Yukarıda açıklanan nedenle temyiz isteminin kabulü ile mahkeme kararının bozulması gerektiği düşünüldü.

TÜRK MİLLETİ ADINA
Hüküm veren Danıştay Onuncu Dairesince gereği düşünüldü:
Emekli olan davacı; Yasa gereği maaşından 1988-1995 yılları arasında kesilen miktarların amaca uygun olarak kullanılıp kullanılmadığının araştırılması, gerekli özenin gösterilmediğinin saptanması halinde eksik ödemenin hüküm altına alınması, 10.000.000.-TL. + yargılama sırasında belirlenecek miktarda tazminata karar verilmesi, alınacak miktarın … Vakfına bağışlanmış olduğunun yazılması ve 31.1.1996 tarihinden itibaren enflasyon gereğince uğranılan munzam (ek) zararı karşılayacak oranda faiz yürütülmesine karar verilmesi istemiyle dava açmıştır.
Açılan bu dava sonucunda, … İdare Mahkemesince, davacının davaya konu taleplerini içeren 29.1.1996 tarihli dilekçesi ile davalı idareye başvuruda bulunduğunun ve idarece 2577 sayılı Yasanın 10.maddesinde belirlenen sürede cevap verilmemesi üzerine 30.5.1996 tarihinde dava açıldığının anlaşıldığı, engeç 28.5.1996 tarihinde açılması gerekirken 30.5.1996 tarihinde açılan davanın süre aşımı yönünden incelenme olanağı bulunmadığı gerekçesiyle davanın süre yönünden reddine karar verilmiştir.
Davacı tarafından anılan İdare Mahkemesince verilen … tarih ve E:…, K:… sayılı kararın yerinde olmadığı ileri sürülerek temyizen incelenerek bozulması istenilmektedir.
Temyizen incelenen İdare Mahkemesi kararına dayanak alınan 2577 sayılı Yasanın 10.maddesi; ortada henüz idari dava yoluna başvurmayı gerektirecek bir uyuşmazlığın bulunmadığı hallerde ilgililerin, idari davaya konu olabilecek bir işlem veya eylemin yapılması için idari makamlara yapacakları başvurular üzerine açılacak davalara ilişkin süreleri düzenlemektedir.

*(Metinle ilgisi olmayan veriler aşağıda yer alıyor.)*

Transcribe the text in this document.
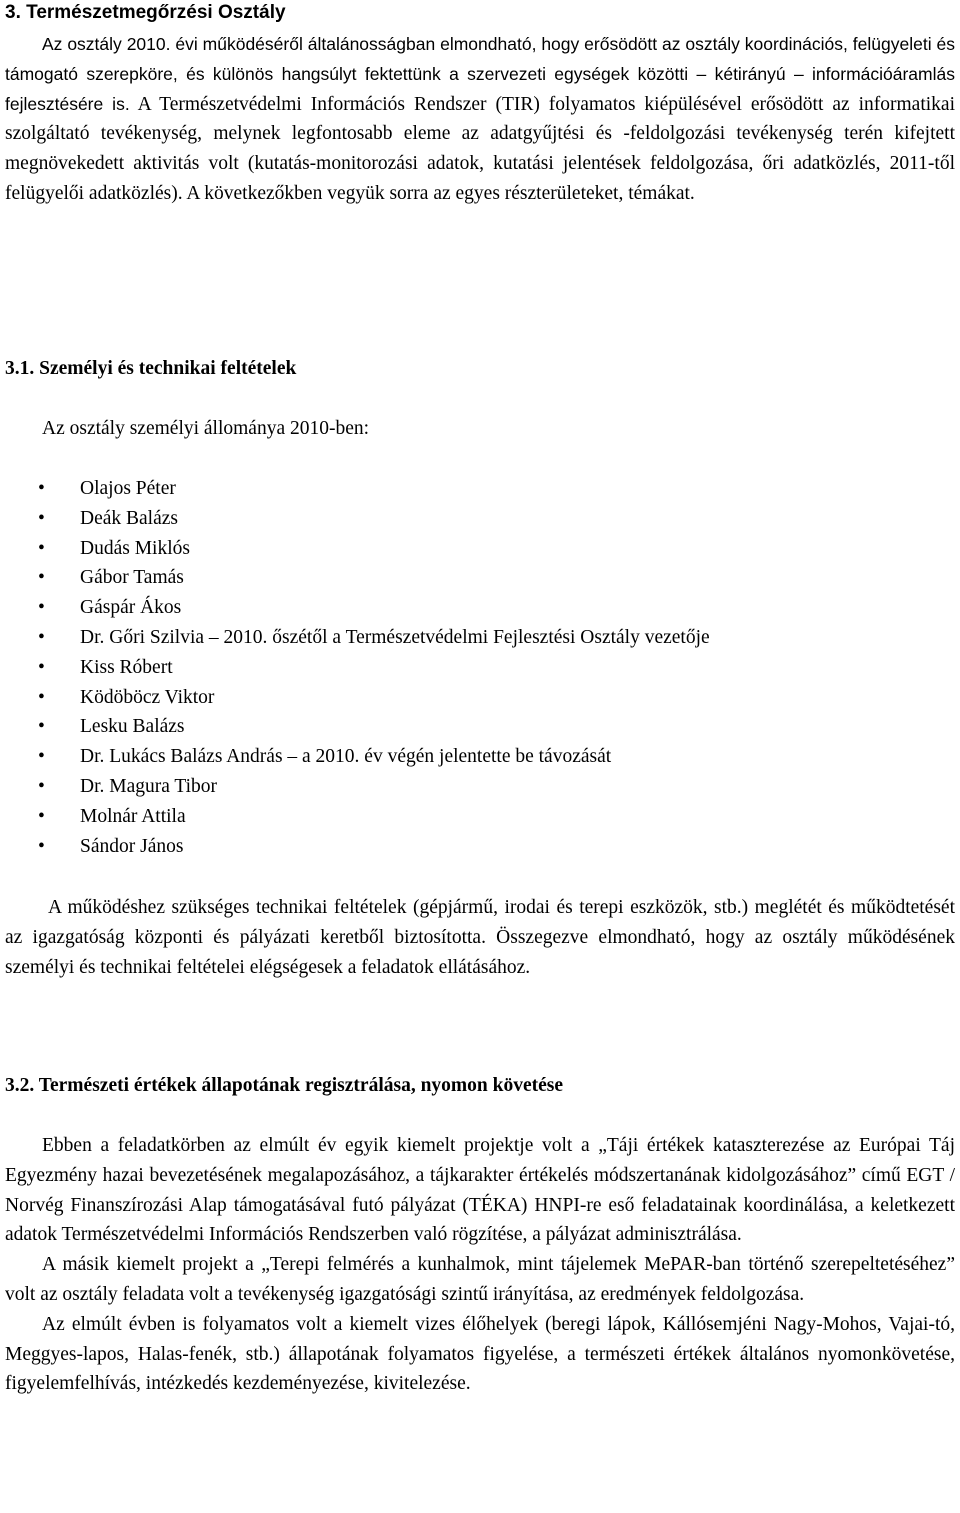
3. Természetmegőrzési Osztály

Az osztály 2010. évi működéséről általánosságban elmondható, hogy erősödött az osztály koordinációs, felügyeleti és támogató szerepköre, és különös hangsúlyt fektettünk a szervezeti egységek közötti – kétirányú – információáramlás fejlesztésére is. A Természetvédelmi Információs Rendszer (TIR) folyamatos kiépülésével erősödött az informatikai szolgáltató tevékenység, melynek legfontosabb eleme az adatgyűjtési és -feldolgozási tevékenység terén kifejtett megnövekedett aktivitás volt (kutatás-monitorozási adatok, kutatási jelentések feldolgozása, őri adatközlés, 2011-től felügyelői adatközlés). A következőkben vegyük sorra az egyes részterületeket, témákat.

3.1. Személyi és technikai feltételek

Az osztály személyi állománya 2010-ben:

• Olajos Péter
• Deák Balázs
• Dudás Miklós
• Gábor Tamás
• Gáspár Ákos
• Dr. Gőri Szilvia – 2010. őszétől a Természetvédelmi Fejlesztési Osztály vezetője
• Kiss Róbert
• Ködöböcz Viktor
• Lesku Balázs
• Dr. Lukács Balázs András – a 2010. év végén jelentette be távozását
• Dr. Magura Tibor
• Molnár Attila
• Sándor János

A működéshez szükséges technikai feltételek (gépjármű, irodai és terepi eszközök, stb.) meglétét és működtetését az igazgatóság központi és pályázati keretből biztosította. Összegezve elmondható, hogy az osztály működésének személyi és technikai feltételei elégségesek a feladatok ellátásához.

3.2. Természeti értékek állapotának regisztrálása, nyomon követése

Ebben a feladatkörben az elmúlt év egyik kiemelt projektje volt a „Táji értékek kataszterezése az Európai Táj Egyezmény hazai bevezetésének megalapozásához, a tájkarakter értékelés módszertanának kidolgozásához” című EGT / Norvég Finanszírozási Alap támogatásával futó pályázat (TÉKA) HNPI-re eső feladatainak koordinálása, a keletkezett adatok Természetvédelmi Információs Rendszerben való rögzítése, a pályázat adminisztrálása.

A másik kiemelt projekt a „Terepi felmérés a kunhalmok, mint tájelemek MePAR-ban történő szerepeltetéséhez” volt az osztály feladata volt a tevékenység igazgatósági szintű irányítása, az eredmények feldolgozása.

Az elmúlt évben is folyamatos volt a kiemelt vizes élőhelyek (beregi lápok, Kállósemjéni Nagy-Mohos, Vajai-tó, Meggyes-lapos, Halas-fenék, stb.) állapotának folyamatos figyelése, a természeti értékek általános nyomonkövetése, figyelemfelhívás, intézkedés kezdeményezése, kivitelezése.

10.maddenin aradığı anlamda ilgililerin başvurusu üzerine tesis edilmiş bir işlemin varlığından sözedebilmek için de bu başvuru dilekçesinin idareye ulaşmış olması; bir başka deyişle ilgilinin başvurusunun idarenin ıttılaına girdiğinin kabulü gerekmektedir.
Bu haliyle, davacının idare kayıtlarına 31.1.1996 tarihinde geçen başvurusu üzerine cevap verilmemek suretiyle isteğin reddi yolunda tesis olunan işleme karşı 30.5.1996 tarihinde açılan dava süresinde bulunmakta olup; dava dilekçesinin yazılış tarihi esas alınmak suretiyle davanın süre aşımı yönünden reddi yolunda verilen temyize konu kararda hukuki isabet görülmemiştir.
Açıklanan nedenle, davacının temyiz isteminin kabulü ile … İdare Mahkemesince verilen … tarih ve E:…, K:… sayılı kararın bozulmasına; dosyanın yeniden bir karar verilmek üzere adı geçen Mahkemeye gönderilmesine 21.4.1999 tarihinde oybirliğiyle karar verildi.